Antonino Cannavacciuolo

Ha assaggiato piatti, rimproverato chef, ristrutturato locali, cambiato menu: è lo Chef Antonino Cannavacciuolo, che nella prima stagione di “Cucine da incubo” ha visitato ristoranti in rovina per provare a cambiarne le sorti.

Serie di successo (basata sul format “Kitchen Nightmares” portato al successo dallo chef inglese Gordon Ramsay) che ha registrato grandi ascolti e consensi per il “gigante buono” a suo agio nel ruolo di risolutore.

Dal 7 maggio parte la seconda stagione, sempre su Foxlife. Lo chef, degno erede italiano dello scorbutico scozzese, girerà in lungo e in largo l’Italia per rispondere alle più disparate richieste d’aiuto provenienti da ristoratori nei guai.

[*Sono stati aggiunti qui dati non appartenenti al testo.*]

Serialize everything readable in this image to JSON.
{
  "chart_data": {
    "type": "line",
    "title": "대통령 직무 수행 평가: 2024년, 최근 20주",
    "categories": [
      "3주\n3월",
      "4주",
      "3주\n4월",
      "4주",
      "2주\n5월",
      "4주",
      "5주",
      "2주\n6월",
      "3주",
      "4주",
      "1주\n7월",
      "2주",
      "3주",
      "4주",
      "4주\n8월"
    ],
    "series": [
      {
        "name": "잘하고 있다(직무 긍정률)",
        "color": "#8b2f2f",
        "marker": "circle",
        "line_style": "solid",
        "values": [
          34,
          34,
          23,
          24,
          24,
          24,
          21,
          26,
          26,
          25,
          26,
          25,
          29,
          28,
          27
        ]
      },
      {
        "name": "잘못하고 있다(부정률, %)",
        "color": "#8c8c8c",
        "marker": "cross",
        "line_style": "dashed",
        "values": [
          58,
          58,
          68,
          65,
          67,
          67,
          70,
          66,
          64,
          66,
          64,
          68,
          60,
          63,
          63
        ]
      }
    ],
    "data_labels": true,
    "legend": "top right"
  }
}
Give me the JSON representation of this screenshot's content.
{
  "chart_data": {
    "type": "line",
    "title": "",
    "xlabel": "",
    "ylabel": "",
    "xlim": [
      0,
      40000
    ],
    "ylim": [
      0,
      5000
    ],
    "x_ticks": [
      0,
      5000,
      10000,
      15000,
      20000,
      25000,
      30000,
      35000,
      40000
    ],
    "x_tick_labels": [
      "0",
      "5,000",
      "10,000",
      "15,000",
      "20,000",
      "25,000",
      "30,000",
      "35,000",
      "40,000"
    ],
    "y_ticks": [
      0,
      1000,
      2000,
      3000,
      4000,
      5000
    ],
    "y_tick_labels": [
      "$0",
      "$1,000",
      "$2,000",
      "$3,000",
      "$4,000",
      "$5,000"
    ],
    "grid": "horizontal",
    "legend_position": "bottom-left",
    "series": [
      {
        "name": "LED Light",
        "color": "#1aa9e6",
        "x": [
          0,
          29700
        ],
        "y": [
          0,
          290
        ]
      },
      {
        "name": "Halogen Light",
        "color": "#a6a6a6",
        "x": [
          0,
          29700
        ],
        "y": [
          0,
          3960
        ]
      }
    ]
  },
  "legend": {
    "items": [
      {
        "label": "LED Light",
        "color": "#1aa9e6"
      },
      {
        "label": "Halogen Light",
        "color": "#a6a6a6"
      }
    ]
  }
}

I ristoratori inadempienti, i cuochi incapaci e i camerieri allo sbando hanno le ore contate: Cannavacciuolo sarà spietato per provare a risollevare le sorti di dieci ristoranti ad un passo dal fallimento.

Scampo crudo alla pizzaiola

Nella prima stagione i ristoranti milanesi e romani hanno avuto un ruolo da protagonista, quali saranno le location scelte per i nuovi episodi? Nell’attesa di scoprirlo, mi piace immaginare che lo Chef possa trasmettere la sua arte ad uno dei cuochi che incontrerà: sarebbe bello poter assaggiare piatti come il suo “Scampo crudo alla pizzaiola” in un ristorante vicino casa.